Agroalimentaire

Took Took investit et prend le virage du végétal

Par Isabelle Jaffré, le 12 mai 2022

Spécialisée dans les nems à sa création en 1993 dans le Finistère, Took Took s’est diversifiée dans les produits frits asiatiques et ethniques. Aujourd’hui, l’entreprise végétalise sa gamme avec des falafels ou des samoussas de légumes et investit dans une troisième ligne de production pour s’attaquer à de nouveaux marchés porteurs, notamment à l’international.

Took Took à Saint-Martin-des-Champs (Finistère) produit des spécialités asiatiques et ethniques frites.
Took Took à Saint-Martin-des-Champs (Finistère) produit des spécialités asiatiques et ethniques frites. — Photo : Isabelle Jaffré

Connue pour ses nems, l’entreprise agroalimentaire Took Took (52 salariés, 10 M€ de CA), née en 1993 à Henvic (Finistère) s’est aujourd’hui diversifiée. "Le fondateur Jean-Pierre Le Roux est celui qui a introduit les nems dans la grande distribution, notamment via l'enseigne Rallye, raconte Vinciane Roumier, la directrice de l’usine. Aujourd'hui, nous allons plus loin, avec des samoussas, des falafels, des acras, etc."
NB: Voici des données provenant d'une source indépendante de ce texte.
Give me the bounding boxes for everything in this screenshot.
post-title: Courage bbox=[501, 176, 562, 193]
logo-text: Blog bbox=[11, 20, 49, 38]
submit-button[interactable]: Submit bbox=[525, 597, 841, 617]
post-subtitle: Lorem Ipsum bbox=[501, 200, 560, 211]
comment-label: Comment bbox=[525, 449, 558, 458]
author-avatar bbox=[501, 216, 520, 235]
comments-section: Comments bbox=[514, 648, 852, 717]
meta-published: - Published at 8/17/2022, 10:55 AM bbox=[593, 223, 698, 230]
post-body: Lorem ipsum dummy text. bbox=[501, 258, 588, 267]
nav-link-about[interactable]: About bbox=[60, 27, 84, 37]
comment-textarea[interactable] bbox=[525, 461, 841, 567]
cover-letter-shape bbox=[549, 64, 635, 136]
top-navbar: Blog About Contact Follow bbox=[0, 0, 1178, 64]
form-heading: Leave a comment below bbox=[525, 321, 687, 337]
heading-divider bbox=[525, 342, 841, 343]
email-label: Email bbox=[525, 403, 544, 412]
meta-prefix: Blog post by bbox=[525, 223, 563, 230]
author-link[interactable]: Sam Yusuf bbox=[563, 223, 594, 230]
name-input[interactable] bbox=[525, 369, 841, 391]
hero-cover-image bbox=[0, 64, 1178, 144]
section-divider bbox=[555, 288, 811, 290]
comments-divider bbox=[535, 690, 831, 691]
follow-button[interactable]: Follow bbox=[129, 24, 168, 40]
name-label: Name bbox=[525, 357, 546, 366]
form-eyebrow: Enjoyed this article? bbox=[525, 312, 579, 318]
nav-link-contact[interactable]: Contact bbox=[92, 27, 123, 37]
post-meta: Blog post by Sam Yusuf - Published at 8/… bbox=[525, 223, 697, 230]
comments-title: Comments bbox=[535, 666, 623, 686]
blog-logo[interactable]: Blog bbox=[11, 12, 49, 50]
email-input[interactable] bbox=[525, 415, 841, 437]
3 millions d'euros d’investissement

Implantée à Saint-Martin-des-Champs (Finistère) depuis 2002, rachetée en 2003 par le groupe Norac (5 700 salariés, 886 M€ de CA en 2018) basé à Rennes, l’usine a une capacité de 1 800 tonnes et produit six tonnes par semaine. "L’outil est déjà saturé", indique Frédéric Garnier, directeur général de Premium Foods Solutions (PFS), la filiale de Norac à laquelle appartient Took Took. Après une période difficile au milieu des années 2000, la société est en pleine croissance, passant de 3,6 millions d’euros de chiffre d’affaires en 2009 à 10 millions d’euros environ en 2021.

Le groupe a donc décidé d’investir 3 millions d’euros dans une extension du bâtiment de 600 m² pour atteindre 3 100 m². Un million d’euros finance l’extension, construit fin 2021, les deux millions restant sont consacrés à une nouvelle ligne de production qui sera, elle, opérationnelle fin 2022. "Le délai nous sert à réagencer un peu l’intérieur de l’usine", explique la directrice.

Vinciane Roumier, directrice de l’usine Took Took.
Vinciane Roumier, directrice de l’usine Took Took. - Photo : Isabelle Jaffré

La nouvelle ligne servira à répondre à la demande toujours grandissante pour les produits de Took Took. Tout en continuant à proposer des nems de porcs ou de poulets, l’entreprise veut végétaliser sa gamme de produit en proposant des samoussas de légumes ou encore des falafels. "C’est un marché porteur, qui se vend beaucoup à l’international", souligne Frédéric Garnier. Took Took n’est pour l’instant pas à l’export mais regarde du côté du Royaume-Uni, notamment. "L’investissement prévoit l’arrivée d’un surgélateur, qui pourrait nous permettre d’aller vers ces marchés, se réjouit Vinciane Roumier Jusqu’à présent, c’était impossible avec des produits frais."

20 recrutements à venir

Pour l’heure, Took Took continue de travailler avec la GMS en marque de distributeur (30 % environ) mais la part diminue au fil des ans. "Avec les augmentations du coût des matières premières, cela devient très compliqué avec les exigences de prix de certaines enseignes", note le directeur général de Premium Foods Solutions. L’entreprise se focalise donc sur la restauration hors foyer et les collectivités. Elle s’appuie aussi sur les marques des autres usines de PFS : Sud’n’Sol à Agen (Lot-et-Garonne) et au Maroc et Dessaint à Arras (Pas-de-Calais). "Ce sont des marques reconnues dans les magasins comme Metro : Sud’n’Sol pour les légumes, Dessaint pour le traiteur", indique le DG.

Mais pour grandir, il faudra recruter. Pour cela Took Took bénéficie d’une subvention de 80 000 euros de la Région Bretagne. "La ligne va permettre de créer 20 emplois en CDI dont 7 postes pour des personnes éloignées de l’emploi", précise la directrice. La société peine cependant à trouver des candidats motivés et passe par l’intérim. "Nous comprenons aussi certaines exigences des candidats. Nous tournons actuellement en 3x7 et la nuit. S’il faut arrêter la production de nuit, nous limiterons notre tonnage", conclut Frédéric Garnier.